En conclusion : le mix Energétique idéal

Pour les experts français, Il est nécessaire de concentrer les efforts pour développer la filière française de production d’énergie renouvelable. Les enjeux sont cruciaux pour participer à l’économie du futur et à la quatrième révolution industrielle. Raison pour laquelle la stratégie française est de garder une autonomie énergétique  par le nucléaire tout en investissant sur de nouvelles énergies et de nouveaux modes de production qui combinent une multitude de savoir-faire. La recherche française doit se pencher sur le renforcement de la capacité de stockage de l’énergie dans une optique smartgrid l’enveloppe budgétaire 2018 manifeste  en ce sens une volonté forte de passer aux actes par rapport à la transition énergétique.

Cela s’appelle travailler à un mix énergétique. Il s’agit de faire un dosage entre des sources d’énergie nombreuses, aux caractéristiques différentes, les unes compensant les inconvénients des autres et vice et versa. Pour Corine Dubruel , directrice exécutive adjointe énergie et smartgrid de sun’R,  le meilleur scénario de mix énergétique pour la France en 2030 est avec 60-55% Nucléaire, 30-35% ENR et 10% Hydraulique, c’est possible, voire souhaitable.

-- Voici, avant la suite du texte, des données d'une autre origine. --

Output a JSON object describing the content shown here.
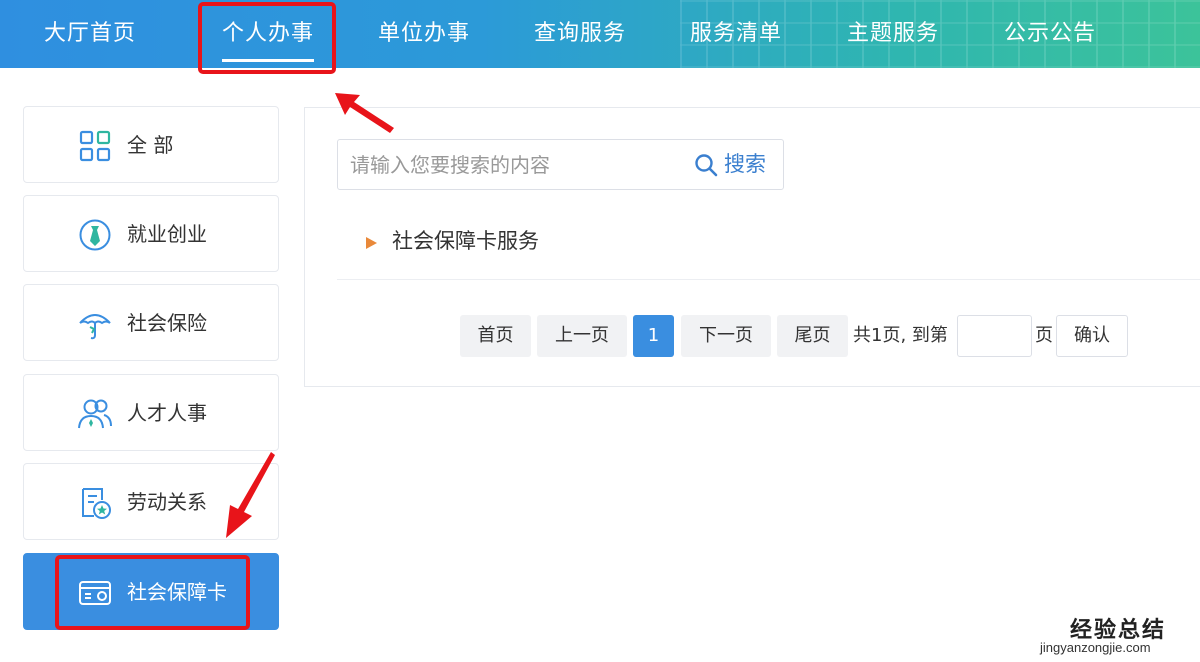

Quant à Nicolas Carnot et Stéphane Gallon , la France ne peut abandonner à l’heure actuelle ses centrales nucléaires pour des raisons essentiellement économiques même s’il y a des risques d’accidents. Le meilleur scénario est une fermeture progressive afin de ne pas faire imploser l’économie française. Le rapport de la commission Énergies 2050, daté de février 2012, écarte toute fermeture ou réduction du parc nucléaire. Elle préconise, au contraire, de prolonger la durée de vie des centrales nucléaires existantes aussi longtemps que l’ASN le permettra, de prévoir un petit nombre d’EPR pour lisser la production au moment de la fermeture des centrales les plus anciennes et de préparer l’avenir en poursuivant, au côté du développement des énergies renouvelables, le développement de réacteurs de 4e génération. Autant de signes qui nous montrent que notre énergie majoritaire du futur est pour longtemps encore l’Energie nucléaire.